The episode was not altogether surprising for Ms. Love, 39, whose most public moments have veered from extreme pathos -- like the time she read the suicide note of her famous husband, Kurt Cobain, on MTV -- to angry feminism to catfights to incoherent ranting. The drama began during the day on Wednesday when Ms. Love invited the paparazzi to photograph her in the window of her SoHo apartment, where she strummed the guitar like a tranquilized Rapunzel.

Later that afternoon, at a taping of the "Late Show With David Letterman,'' Ms. Love talked about the drug charges she faces, and repeatedly lifted her shirt, with her back to the audience.

Ms. Love's intermittent belligerence is well documented - her numerous brushes with the law include arrests on charges that she had punched fans and cursed at flight attendants. She has pleaded not guilty to the federal and state drug charges that she faces. But on Wednesday night, people who saw her said, she was in high spirits.

Marc Spitz, a senior writer at Spin magazine who is acquainted with Ms. Love, said that before her appearance at Plaid, he saw her at the Vines concert at Irving Plaza, where he said she asked to perform an impromptu set. "She was really, really excited to play, like amped," he said.

He pointed out that Ms. Love, whose band, Hole, broke up, has not had an album in more than five years. "I'm sure there's a lot of pent-up energy," he said.

Ms.
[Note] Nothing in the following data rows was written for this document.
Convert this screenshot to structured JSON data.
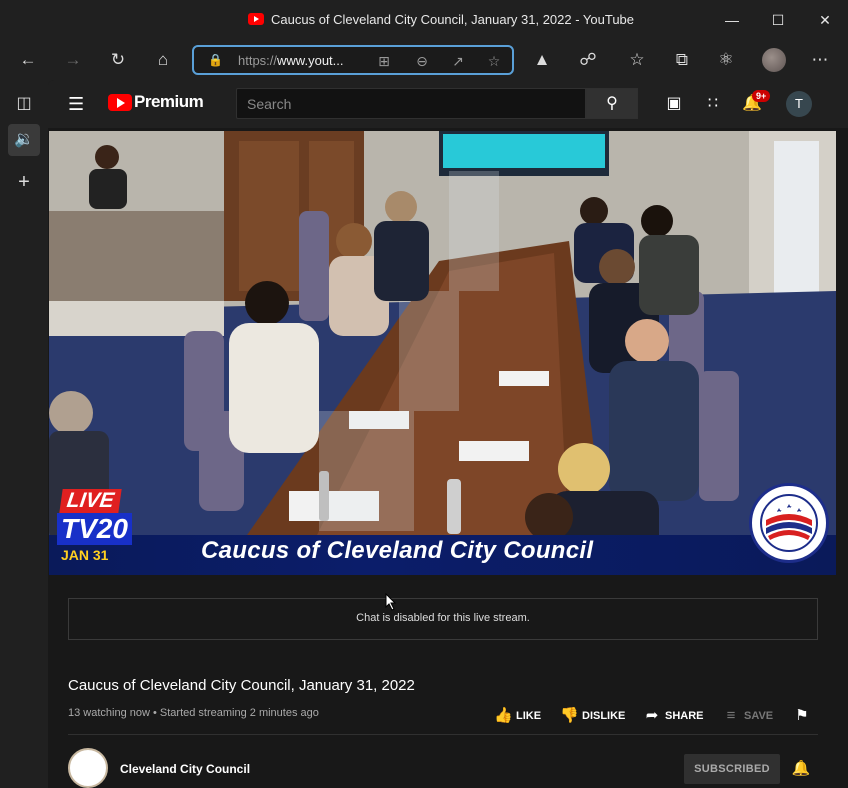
{
  "window": {
    "title": "Caucus of Cleveland City Council, January 31, 2022 - YouTube",
    "minimize_icon": "minimize-icon",
    "maximize_icon": "maximize-icon",
    "close_icon": "close-icon"
  },
  "toolbar": {
    "url_scheme": "https://",
    "url_host": "www.yout...",
    "icons": [
      "back-icon",
      "forward-icon",
      "refresh-icon",
      "home-icon",
      "lock-icon",
      "split-screen-icon",
      "zoom-out-icon",
      "share-icon",
      "favorite-add-icon",
      "browser-essentials-icon",
      "extensions-icon",
      "favorites-icon",
      "collections-icon",
      "copilot-icon",
      "profile-avatar",
      "more-icon"
    ]
  },
  "sidebar": {
    "icons": [
      "tab-actions-icon",
      "audio-icon",
      "new-tab-icon"
    ]
  },
  "youtube": {
    "logo_text": "Premium",
    "search_placeholder": "Search",
    "notification_count": "9+",
    "user_initial": "T"
  },
  "video": {
    "overlay_title": "Caucus of Cleveland City Council",
    "live_label": "LIVE",
    "channel_label": "TV20",
    "date_label": "JAN 31"
  },
  "chat": {
    "message": "Chat is disabled for this live stream."
  },
  "details": {
    "title": "Caucus of Cleveland City Council, January 31, 2022",
    "meta": "13 watching now • Started streaming 2 minutes ago",
    "like": "LIKE",
    "dislike": "DISLIKE",
    "share": "SHARE",
    "save": "SAVE"
  },
  "channel": {
    "name": "Cleveland City Council",
    "subscribe_label": "SUBSCRIBED"
  },
  "colors": {
    "accent": "#5aa0d8",
    "youtube_red": "#ff0000",
    "lower_third": "#0b1d6a"
  }
}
Love and her band then went to Plaid, on East 13th Street in the East Village, for an unadvertised performance to promote her new solo album, "America's Sweetheart." By the time the band arrived at the club, after midnight, news of Ms. Love's mood had preceded her. "You might not want to stand there," someone told Michael Musto, the gossip columnist for The Village Voice, he recalled. "This is where she's coming through, and she's kind of on a tear tonight."
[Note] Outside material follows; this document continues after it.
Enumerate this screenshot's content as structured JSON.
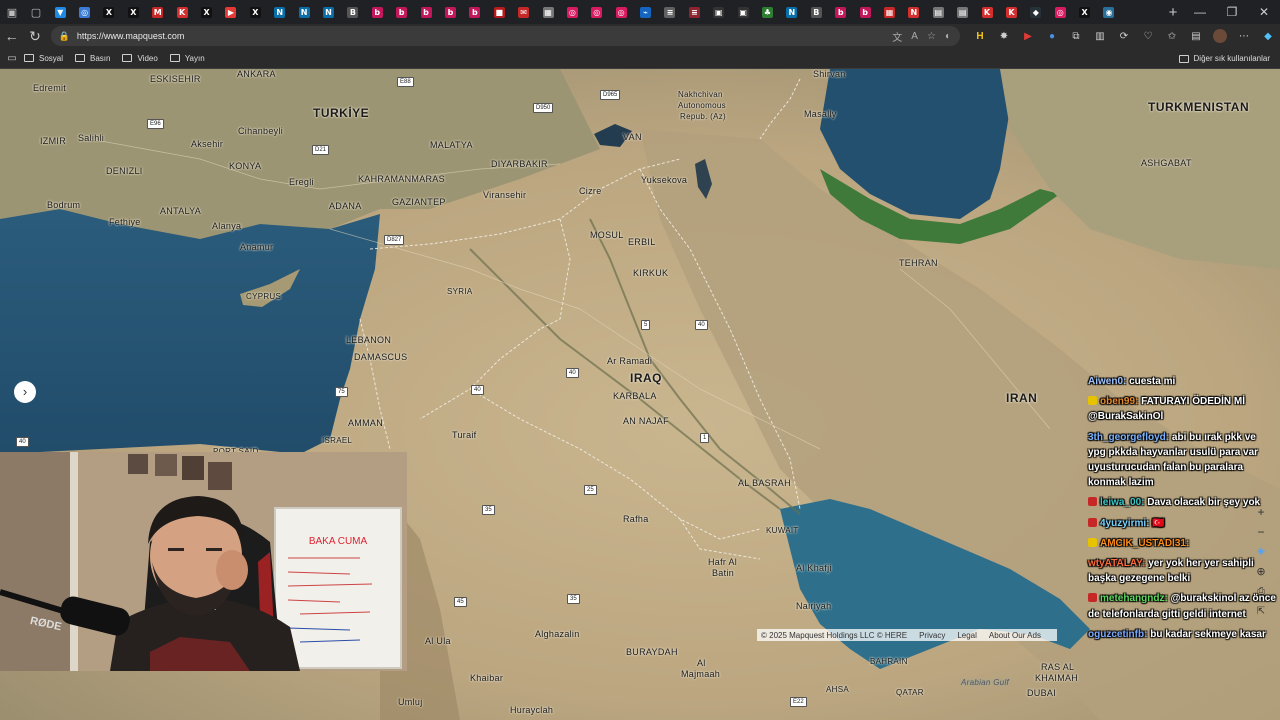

When she arrived, Mr. Musto said, she asked where the stage was, even though it was clearly visible. "She looked like she was feeling no pain," he said, "but I wouldn't expect anything else from a punk legend."

The club's crowd included Boy George, Natasha Lyonne and "Amanda Moore, who's a supermodel," said the spokeswoman for Plaid, who spoke on the condition that she not see her name in print.
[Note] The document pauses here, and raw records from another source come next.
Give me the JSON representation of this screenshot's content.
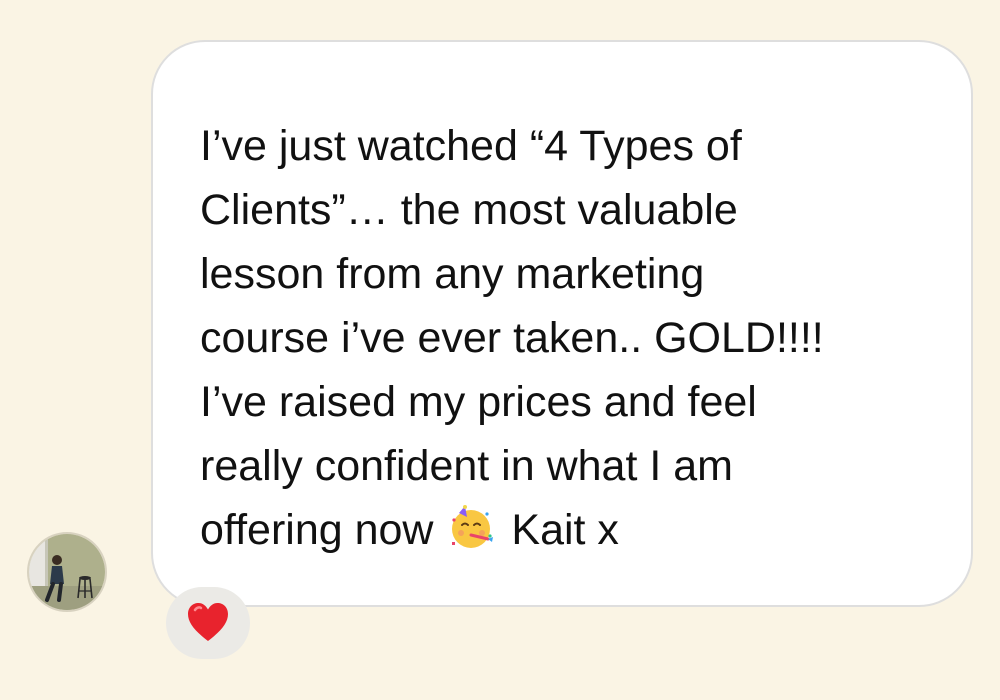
{
  "message": {
    "text_before_emoji": "I’ve just watched “4 Types of\nClients”… the most valuable\nlesson from any marketing\ncourse i’ve ever taken.. GOLD!!!!\nI’ve raised my prices and feel\nreally confident in what I am\noffering now ",
    "emoji_icon": "partying-face-icon",
    "text_after_emoji": " Kait x"
  },
  "avatar": {
    "icon": "profile-photo"
  },
  "reaction": {
    "icon": "red-heart-icon",
    "color": "#e8232d"
  },
  "colors": {
    "background": "#faf4e4",
    "bubble": "#ffffff",
    "bubble_border": "#dedede",
    "reaction_pill": "#ebeae6"
  }
}
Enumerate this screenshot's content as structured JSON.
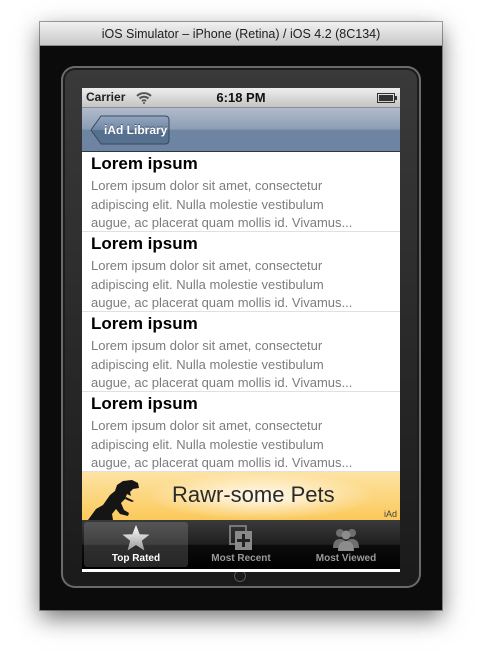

"It's a rock 'n' roll crowd, a hip, groovy crowd," she said. "It makes sense for someone with a new album to want to play for this crowd, for, like, street credibility and just a buzz-creation type of thing."

Several people who were at the Plaid concert said they had noticed nothing amiss. "I was in the V.I.P. area, and Boy George was wearing a very big hat, and I couldn't see over him," one person said.

The spokeswoman for Plaid said that the stage was very small and that the mike stand fell, or was knocked over. "It wasn't like she hurled it at people."

Mr. Musto, too, said he did not believe Ms. Love meant to hurt anyone. "It was just kind of a punky gesture."

Peggy Millard, the owner of Plaid, said Ms. Love, who played a cover of "Voices Carry," as well as several songs from the new album, had carried on because she did not realize anyone was hurt.

"She was very upset," Ms. Millard said. "She didn't realize she had done anything wrong."

Ms. Love and the police even reviewed a videotape of the performance, but it did not clearly show what happened, the spokeswoman said. The police allowed Ms. Love to send a Love-like decoy out the side door of the theater, where news photographers waited, while she went out the front and got into a police car. She was released at 7 a.m., freeing her for a performance last night at the Bowery Ballroom. Both charges against her are misdemeanors.

Ms. Love arrived at the Bowery Ballroom just after midnight, two hours after she was scheduled to on. Taking the stage she said, "if any of you guys plan on getting injured, please move outside and get arrested.''

Mr. Burgett could not be reached for comment, and Ms. Love's publicist released a statement that read, "We believe she will be vindicated."

She may indeed - after her 1995 arrest on charges that she punched several fans at an Orlando concert, the judge dismissed the case, ruling that they had been exposed to no more violence than might be reasonably expected at a rock 'n' roll show.